There are 6 kinds of modules.

  • identity: Just pass its input as output, useful for debugging.
  • rawscript: Embed a full Typescript/Python/Go script inside the flow. Useful for ad-hoc scripts.
  • script: When you can refer to a script by its path (including a path to the hub using the hub/ prefix)
  • branchone: Branch to one list of modules based on the first predicate that match (evaluated in-order) or the default modules if none match.
  • branchall: Branch to all branch of modules, from start to end and branches being evaluated in-order. One can decide to skip failure of a particular branch. The result of this module are the branches' results collected as a list.
  • forloopflow: Trigger for-loops that will iterate over a list and trigger one flow per element.

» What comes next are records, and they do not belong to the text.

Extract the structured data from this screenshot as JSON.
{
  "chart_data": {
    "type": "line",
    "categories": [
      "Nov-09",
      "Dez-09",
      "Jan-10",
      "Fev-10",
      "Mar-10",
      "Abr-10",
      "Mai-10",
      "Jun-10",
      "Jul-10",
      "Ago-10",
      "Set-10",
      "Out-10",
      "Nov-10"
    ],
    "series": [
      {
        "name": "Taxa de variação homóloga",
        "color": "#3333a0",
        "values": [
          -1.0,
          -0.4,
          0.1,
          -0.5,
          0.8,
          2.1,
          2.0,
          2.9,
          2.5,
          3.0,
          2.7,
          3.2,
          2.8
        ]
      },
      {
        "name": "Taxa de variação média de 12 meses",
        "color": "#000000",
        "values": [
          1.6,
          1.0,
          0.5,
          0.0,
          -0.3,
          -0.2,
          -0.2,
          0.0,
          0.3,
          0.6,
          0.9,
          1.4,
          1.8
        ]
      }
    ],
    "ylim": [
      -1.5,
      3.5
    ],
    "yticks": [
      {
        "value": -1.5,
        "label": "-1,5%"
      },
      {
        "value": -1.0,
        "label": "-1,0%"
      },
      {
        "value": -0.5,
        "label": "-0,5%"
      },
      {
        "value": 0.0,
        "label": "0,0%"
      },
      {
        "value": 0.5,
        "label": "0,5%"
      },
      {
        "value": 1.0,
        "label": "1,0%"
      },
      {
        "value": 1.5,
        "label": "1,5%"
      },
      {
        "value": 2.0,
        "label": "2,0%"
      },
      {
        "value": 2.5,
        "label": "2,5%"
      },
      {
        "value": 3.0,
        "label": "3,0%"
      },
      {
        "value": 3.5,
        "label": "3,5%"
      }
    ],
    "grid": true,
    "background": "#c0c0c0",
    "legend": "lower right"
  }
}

The list is built evaluating the JavaScript expression inside iterator taking result as an input being the result of the previous module.

Input transforms

RawScript and PathScript modules contain input_transforms, which is a mapping between fields (i.e. input of the module) to either a static JSON value, or a raw JavaScript expression.

The input_transforms is the way to do the piping from any other previous steps, variable, or resources to one of the inputs of your script/module. Since it is actual JavaScript (although a restricted JavaScript, for example, fetch is limited to getting secrets and variables), it is very flexible.

One interesting pattern that is allows is that you can compose complex strings directly from there so you could imagine composing your email body or SQL query directly using string interpolation and populating with previous previous result. The Windmill Editor makes it very easy to do so using the properties picker:

Prop picker

Conditional stop after

There's also the stop_after_if optional object

type stop_after_if = {
expr: string;
skip_if_stopped: boolean;
suspend?: integer;
};

If present:

  • stop_after_if.expr: Evaluate a JavaScript expression that takes the result as an input to decide if the flow should stop there. Useful to stop a flow that is meant to watch for changes if there are no changes.
  • stop_after_if.skip_if_stopped: Used to flag failed runs as skippable. It is useful in the context of flows being triggered very often to watch for changes as you might want to ignore the runs that have been skipped.
  • optional suspend value is a non-negative integer that determines the number of events (resume messages) needed to progress to the next step in the flow. This is useful for inserting user input during a flow's execution. Such as approving or disapproving a flow in response to an email or slack notification sent by a job in the flow.

Resume messages are sent to https://app.windmill.dev/w/<WORKSPACE>/jobs/resume/<JOB_ID> as POST or GET requests.
Requests must have JSON payload, either as the request body (with Content-Type: application/json header) for POST requests, or as the value to the payload query parameter as a base64url encoded JSON value (?payload=${base64url_encoded_json}) for GET requests.

When enough resume messages are received, the next job starts with its input_transforms evaluated with two notable variables in scope:

  • resume: the payload from the most recent resume message received.
  • resumes: a list of payloads from all resume messages received in the order they were received - most recent at the end of the list.

Alternatively, a job can be immediately cancelled by a request to a similar endpoint at ../jobs/cancel/... In this case, the flow will quit, with the cancellation payload as the result, without retrying or running further steps or the failure modules.

Retries

Retry sets the retry policy for the flow. It is optional and is reset on every successful run:

  • constant retry N times after a seconds delay.
  • exponential applies exponential backoff duration increase in between every retry. If all the retries are exhausted, the failure module, if any, is called.

Et voilà, we have completed our tour of OpenFlow.